Она опять торопилась, но согласилась выпить чаю. Посуда была довольно убогая, но чай он заварил крепкий, пахучий. Спасибо «Пете», старику Дударову, – научил, сам не заметив. Сказал о чем-то, – о чем именно, Сергей давно забыл, – сказал: «Это так же отвратительно, как жиденький чаек». Это Попов крепко запомнил.
Они пили чай, – Сергей-то давно привык к устоявшимся в комнате запахам масла и пинена, но ей, наверное, было не очень приятно. Много раз слышал он байки о романах художников со своими натурщицами, но это был явно не тот случай. Он смотрел на ее лицо и все с большей и большей уверенностью понимал, что картина получится. С такой силой он ощущал это впервые в жизни. И еще ему жалко было расставаться. Немыслимо жалко. Ведь он о ней ничего даже не узнал.
Она поднялась.
– А может, останетесь? Немножко.
– Никак нельзя.
Он подал ей шубку. Она завязала концы платка.
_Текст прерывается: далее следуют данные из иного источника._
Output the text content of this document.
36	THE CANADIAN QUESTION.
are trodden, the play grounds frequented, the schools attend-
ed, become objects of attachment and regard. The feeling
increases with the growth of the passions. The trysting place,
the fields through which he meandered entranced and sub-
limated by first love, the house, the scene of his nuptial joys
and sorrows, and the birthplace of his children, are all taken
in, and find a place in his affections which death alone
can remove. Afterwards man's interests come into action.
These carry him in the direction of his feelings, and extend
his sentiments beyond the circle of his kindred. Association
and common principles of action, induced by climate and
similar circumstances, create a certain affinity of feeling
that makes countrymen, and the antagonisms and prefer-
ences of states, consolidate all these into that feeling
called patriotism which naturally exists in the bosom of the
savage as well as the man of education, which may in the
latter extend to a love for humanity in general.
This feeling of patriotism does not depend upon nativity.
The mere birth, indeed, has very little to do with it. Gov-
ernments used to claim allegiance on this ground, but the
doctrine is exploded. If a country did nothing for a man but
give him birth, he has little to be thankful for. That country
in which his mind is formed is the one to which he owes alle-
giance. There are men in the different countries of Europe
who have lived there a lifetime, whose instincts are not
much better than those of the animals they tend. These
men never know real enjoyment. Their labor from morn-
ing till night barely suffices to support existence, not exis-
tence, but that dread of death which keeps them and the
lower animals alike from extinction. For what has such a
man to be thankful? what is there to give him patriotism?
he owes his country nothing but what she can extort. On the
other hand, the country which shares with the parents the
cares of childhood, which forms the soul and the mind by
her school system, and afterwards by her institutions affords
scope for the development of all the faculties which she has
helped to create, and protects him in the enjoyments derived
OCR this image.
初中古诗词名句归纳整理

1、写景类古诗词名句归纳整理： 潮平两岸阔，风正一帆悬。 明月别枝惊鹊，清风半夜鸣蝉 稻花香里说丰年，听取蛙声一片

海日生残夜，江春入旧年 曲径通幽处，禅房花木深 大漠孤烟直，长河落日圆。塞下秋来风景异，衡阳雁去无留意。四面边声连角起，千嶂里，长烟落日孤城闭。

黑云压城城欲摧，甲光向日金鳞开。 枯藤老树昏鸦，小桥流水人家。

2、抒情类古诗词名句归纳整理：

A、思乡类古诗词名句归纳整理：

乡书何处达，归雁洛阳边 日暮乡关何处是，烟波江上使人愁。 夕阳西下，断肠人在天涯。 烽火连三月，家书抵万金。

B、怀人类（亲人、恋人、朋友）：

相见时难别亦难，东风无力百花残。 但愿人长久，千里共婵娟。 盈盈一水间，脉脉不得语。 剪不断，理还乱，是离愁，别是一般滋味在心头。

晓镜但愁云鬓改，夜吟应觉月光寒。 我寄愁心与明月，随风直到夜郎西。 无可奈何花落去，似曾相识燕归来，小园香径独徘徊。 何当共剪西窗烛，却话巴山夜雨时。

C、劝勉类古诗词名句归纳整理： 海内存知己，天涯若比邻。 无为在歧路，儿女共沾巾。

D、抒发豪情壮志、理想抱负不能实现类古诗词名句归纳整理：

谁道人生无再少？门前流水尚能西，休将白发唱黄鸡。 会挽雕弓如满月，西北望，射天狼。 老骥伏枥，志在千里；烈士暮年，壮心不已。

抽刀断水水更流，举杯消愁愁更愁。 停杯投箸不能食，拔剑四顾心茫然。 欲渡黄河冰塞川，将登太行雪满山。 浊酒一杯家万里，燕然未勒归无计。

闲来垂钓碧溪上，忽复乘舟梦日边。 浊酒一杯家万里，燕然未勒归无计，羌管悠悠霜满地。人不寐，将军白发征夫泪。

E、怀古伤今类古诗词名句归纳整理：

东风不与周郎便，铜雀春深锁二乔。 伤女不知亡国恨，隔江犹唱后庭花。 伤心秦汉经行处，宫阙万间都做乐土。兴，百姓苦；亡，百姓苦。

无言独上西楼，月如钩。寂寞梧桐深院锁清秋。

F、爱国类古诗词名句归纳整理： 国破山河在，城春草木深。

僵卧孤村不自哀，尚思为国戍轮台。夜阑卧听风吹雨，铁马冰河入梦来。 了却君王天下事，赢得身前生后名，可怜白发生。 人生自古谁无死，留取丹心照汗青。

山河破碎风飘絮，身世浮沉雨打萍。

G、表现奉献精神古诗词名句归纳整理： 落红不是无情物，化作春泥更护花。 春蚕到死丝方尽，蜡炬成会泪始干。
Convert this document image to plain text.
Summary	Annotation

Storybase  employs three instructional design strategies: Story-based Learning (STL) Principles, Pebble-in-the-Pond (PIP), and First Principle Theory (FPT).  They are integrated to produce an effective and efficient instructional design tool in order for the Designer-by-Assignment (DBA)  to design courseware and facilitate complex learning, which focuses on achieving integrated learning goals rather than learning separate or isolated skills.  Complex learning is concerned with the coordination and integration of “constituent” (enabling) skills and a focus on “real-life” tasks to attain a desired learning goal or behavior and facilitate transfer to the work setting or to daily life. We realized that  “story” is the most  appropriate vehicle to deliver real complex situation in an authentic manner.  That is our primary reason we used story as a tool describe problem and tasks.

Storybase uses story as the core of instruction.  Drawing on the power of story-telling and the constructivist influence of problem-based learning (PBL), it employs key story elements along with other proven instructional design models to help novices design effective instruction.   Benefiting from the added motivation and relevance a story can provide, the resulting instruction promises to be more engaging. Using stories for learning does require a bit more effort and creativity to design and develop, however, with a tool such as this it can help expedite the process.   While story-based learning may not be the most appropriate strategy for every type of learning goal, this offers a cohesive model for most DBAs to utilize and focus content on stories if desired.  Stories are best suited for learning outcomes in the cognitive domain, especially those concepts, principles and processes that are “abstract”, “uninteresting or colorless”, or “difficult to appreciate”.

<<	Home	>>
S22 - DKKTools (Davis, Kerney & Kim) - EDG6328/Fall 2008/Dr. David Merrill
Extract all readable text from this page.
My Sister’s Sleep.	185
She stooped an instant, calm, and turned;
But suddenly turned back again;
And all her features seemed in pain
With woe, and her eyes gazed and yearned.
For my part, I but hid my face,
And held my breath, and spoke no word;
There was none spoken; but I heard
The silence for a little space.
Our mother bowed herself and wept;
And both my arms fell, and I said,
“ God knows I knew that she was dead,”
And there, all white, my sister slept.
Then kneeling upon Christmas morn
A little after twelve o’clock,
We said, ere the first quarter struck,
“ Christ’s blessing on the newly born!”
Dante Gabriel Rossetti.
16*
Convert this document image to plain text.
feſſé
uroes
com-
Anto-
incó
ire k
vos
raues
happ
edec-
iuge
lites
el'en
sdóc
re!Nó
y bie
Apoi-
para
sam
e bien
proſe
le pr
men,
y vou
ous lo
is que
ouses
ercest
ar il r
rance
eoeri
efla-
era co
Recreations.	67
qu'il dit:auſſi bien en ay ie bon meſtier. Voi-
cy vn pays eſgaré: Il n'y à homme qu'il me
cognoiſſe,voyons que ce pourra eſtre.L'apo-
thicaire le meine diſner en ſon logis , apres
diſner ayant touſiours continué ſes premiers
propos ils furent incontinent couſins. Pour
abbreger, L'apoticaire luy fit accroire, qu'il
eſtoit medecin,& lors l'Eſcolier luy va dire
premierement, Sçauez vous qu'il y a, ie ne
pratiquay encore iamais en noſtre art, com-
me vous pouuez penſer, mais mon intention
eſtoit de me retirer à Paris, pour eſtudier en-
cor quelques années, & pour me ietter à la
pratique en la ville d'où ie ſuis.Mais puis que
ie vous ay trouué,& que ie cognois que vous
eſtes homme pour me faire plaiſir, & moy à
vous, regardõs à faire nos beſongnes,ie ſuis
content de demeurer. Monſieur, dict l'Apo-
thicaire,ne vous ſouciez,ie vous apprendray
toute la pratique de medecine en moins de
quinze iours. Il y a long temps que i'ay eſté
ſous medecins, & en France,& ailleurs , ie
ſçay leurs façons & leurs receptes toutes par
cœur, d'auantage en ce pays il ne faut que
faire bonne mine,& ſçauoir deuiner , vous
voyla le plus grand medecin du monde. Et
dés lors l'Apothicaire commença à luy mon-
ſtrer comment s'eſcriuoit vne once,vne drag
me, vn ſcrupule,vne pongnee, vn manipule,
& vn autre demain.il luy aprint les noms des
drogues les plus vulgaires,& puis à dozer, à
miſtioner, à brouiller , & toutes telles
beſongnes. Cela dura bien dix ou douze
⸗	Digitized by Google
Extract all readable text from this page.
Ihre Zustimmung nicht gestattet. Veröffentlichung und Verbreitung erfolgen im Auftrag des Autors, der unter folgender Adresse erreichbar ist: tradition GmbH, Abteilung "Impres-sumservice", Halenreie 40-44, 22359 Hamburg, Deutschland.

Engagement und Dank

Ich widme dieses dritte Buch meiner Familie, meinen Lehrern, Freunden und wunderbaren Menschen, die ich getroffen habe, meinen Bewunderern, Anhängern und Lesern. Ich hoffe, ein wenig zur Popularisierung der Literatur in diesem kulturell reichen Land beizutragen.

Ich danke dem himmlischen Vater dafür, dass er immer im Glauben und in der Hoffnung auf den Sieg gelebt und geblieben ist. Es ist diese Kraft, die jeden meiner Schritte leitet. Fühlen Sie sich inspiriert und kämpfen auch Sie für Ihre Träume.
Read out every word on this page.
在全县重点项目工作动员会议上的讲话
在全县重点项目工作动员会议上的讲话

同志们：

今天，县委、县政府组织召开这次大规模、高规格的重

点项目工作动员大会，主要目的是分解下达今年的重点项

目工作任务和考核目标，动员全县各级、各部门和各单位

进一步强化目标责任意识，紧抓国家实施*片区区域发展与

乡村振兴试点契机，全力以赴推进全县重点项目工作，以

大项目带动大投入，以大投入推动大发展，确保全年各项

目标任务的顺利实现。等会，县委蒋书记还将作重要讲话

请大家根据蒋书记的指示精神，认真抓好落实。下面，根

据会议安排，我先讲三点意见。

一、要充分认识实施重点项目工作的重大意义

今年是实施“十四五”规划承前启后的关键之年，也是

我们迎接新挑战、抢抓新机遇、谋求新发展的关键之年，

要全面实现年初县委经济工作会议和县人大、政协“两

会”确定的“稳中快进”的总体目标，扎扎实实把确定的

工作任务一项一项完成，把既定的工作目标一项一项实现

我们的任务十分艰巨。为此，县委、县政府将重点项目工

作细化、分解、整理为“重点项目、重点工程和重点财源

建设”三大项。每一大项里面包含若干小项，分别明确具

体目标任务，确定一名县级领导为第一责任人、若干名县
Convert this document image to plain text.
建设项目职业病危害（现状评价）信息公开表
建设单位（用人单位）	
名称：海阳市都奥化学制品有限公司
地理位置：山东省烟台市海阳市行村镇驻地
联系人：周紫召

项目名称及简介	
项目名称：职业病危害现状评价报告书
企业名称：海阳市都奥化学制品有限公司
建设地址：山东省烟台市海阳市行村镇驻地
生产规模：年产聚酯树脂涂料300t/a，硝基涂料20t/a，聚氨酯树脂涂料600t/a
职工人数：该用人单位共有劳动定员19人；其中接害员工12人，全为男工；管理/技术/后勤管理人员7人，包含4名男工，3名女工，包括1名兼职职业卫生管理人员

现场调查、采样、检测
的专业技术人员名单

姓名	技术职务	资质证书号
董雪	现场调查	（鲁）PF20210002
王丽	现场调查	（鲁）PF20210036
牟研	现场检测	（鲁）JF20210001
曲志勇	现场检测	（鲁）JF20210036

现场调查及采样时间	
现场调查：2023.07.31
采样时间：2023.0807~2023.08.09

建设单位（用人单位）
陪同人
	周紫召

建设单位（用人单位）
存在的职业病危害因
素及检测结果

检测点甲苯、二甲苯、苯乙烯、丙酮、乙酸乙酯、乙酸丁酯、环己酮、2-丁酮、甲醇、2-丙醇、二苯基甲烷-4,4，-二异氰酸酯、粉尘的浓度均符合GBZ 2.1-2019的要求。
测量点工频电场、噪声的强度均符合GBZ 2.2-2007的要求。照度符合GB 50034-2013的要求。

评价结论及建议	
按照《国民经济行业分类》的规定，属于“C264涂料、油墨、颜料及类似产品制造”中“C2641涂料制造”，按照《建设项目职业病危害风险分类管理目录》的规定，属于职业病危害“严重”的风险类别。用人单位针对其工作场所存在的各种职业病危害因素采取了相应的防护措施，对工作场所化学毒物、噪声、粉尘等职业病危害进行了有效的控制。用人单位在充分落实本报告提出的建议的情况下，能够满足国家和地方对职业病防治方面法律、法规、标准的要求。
– А как я вас найду? – спросил он тихо. – Я бы хотел показать готовую работу.
Она чуть-чуть поколебалась.
– Я позвоню сама. Желаю удачи.
Потом открыла дверь и быстро пошла по коридору. И, подчиняясь острому предчувствию, он схватил картон, где была написана ее голова, взял этюдник с красками и выбежал следом.
– Еще минутку, – сказал он. – Во дворе. При другом освещении.
Он поставил картон, прислонив к спинке скамьи, и, взглядывая то на него, то на нее, щурясь и отклоняя голову, добавлял белил, снегу, света. Сзади уже скапливались ребятишки и няньки. От такой дремучей бесцеремонности возненавидишь все эти пленэры!
А она, улыбаясь, стояла среди снежного двора и говорила:
– Ничего, что я смеюсь? Можно?
– Можно, можно, – отвечал он, продолжая работать. – Даже хорошо…
На картине был хмурый зимний денек. Лишь угадывалась деревенская улица. На переднем плане молодая женщина с полными ведрами на коромысле. Собственно, видно только одно ведро.